Some art historians have suggested that the subject is Velázquez's brother-in-law Alonso Cano, which would date it to Cano's visit to Madrid in 1658, but most agree it depicts Juan Martínez Montañés based on the resemblance to other identified portraits. On that basis, this portrait was probably painted while its subject called on Velázquez during his visit to Madrid between June 1635 and January 1636. The painting measures 109 cm × 88 cm (43 in × 35 in).

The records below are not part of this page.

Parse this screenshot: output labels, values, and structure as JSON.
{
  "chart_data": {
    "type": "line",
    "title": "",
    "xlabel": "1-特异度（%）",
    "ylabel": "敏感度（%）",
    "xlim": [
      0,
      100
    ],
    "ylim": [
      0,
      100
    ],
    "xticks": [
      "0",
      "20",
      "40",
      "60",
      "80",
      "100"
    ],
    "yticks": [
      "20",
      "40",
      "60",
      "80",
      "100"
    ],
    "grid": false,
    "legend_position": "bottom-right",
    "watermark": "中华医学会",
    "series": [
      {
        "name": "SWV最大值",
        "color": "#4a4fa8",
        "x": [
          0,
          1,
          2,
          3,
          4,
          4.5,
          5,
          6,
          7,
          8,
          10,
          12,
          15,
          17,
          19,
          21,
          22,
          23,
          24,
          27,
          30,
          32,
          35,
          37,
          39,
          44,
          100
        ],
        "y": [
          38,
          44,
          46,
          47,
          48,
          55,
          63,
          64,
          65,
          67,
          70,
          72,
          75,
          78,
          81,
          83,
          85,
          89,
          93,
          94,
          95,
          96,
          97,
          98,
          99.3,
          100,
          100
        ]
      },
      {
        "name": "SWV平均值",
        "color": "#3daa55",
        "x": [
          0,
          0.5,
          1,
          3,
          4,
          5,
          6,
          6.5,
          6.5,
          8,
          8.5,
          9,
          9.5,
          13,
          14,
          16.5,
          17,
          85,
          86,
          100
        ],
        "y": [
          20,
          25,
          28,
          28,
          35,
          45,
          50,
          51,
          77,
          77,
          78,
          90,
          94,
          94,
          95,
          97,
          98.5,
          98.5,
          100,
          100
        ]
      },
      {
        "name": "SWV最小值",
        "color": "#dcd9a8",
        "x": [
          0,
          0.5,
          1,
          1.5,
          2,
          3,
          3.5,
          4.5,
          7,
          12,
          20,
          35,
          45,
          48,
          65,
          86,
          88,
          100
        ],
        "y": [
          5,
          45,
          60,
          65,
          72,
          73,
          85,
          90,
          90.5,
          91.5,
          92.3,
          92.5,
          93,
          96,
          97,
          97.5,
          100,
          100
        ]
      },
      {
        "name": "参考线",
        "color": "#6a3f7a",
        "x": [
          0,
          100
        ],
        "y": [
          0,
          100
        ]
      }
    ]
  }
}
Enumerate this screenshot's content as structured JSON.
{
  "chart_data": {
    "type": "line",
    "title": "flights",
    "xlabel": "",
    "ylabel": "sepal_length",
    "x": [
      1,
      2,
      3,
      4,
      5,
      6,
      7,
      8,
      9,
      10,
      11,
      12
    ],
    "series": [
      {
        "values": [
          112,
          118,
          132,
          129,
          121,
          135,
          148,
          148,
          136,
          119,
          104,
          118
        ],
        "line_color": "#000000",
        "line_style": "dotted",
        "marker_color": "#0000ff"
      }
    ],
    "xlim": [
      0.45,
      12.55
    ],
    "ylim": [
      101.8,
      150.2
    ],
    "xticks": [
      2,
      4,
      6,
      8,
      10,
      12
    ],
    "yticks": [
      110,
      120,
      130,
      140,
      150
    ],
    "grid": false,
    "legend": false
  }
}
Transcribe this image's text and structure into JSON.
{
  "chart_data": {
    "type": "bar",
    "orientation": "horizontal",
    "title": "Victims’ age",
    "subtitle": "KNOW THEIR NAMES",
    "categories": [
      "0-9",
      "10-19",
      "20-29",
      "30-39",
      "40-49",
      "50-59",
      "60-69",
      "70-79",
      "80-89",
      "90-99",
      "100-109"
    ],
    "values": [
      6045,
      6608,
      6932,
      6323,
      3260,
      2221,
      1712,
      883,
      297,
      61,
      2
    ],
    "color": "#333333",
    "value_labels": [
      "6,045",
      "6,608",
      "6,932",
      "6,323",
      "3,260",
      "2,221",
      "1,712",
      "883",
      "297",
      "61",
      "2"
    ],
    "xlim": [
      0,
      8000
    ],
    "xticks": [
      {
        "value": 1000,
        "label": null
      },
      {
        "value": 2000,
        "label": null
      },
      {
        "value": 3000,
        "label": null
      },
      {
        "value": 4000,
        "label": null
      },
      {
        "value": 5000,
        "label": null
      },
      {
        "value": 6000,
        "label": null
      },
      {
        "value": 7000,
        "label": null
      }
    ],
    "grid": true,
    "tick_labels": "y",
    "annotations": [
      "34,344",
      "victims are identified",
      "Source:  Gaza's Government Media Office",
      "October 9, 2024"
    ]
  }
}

Montañés was called to the Spanish royal court in Madrid in 1635 to make a clay bust of Philip IV of Spain as the modello for the Florentine sculptor Pietro Tacca to make a bronze equestrian statue of Philip which is now in the Plaza de Oriente in Madrid. The portrait shows the sculptor working on the bust of the king, shaping the clay with a stick, although the painting is unfinished and the bust is only shown in outline. At a time when artists were often seen as craftsman, Velázquez enhances the sculptor's social status by depicting him in formal black dress with white collar and cuffs, like a nobleman.
Like Cano and Velázquez, Montañés lived and worked in Seville, but he was from the previous artistic generation: at the time of the portrait, Velázquez was 36, but Montañés was 67. Montañés was well known to Velázquez, as Velázquez's master and father-in-law, Francisco Pacheco, had painted many sculptures made by Montañés.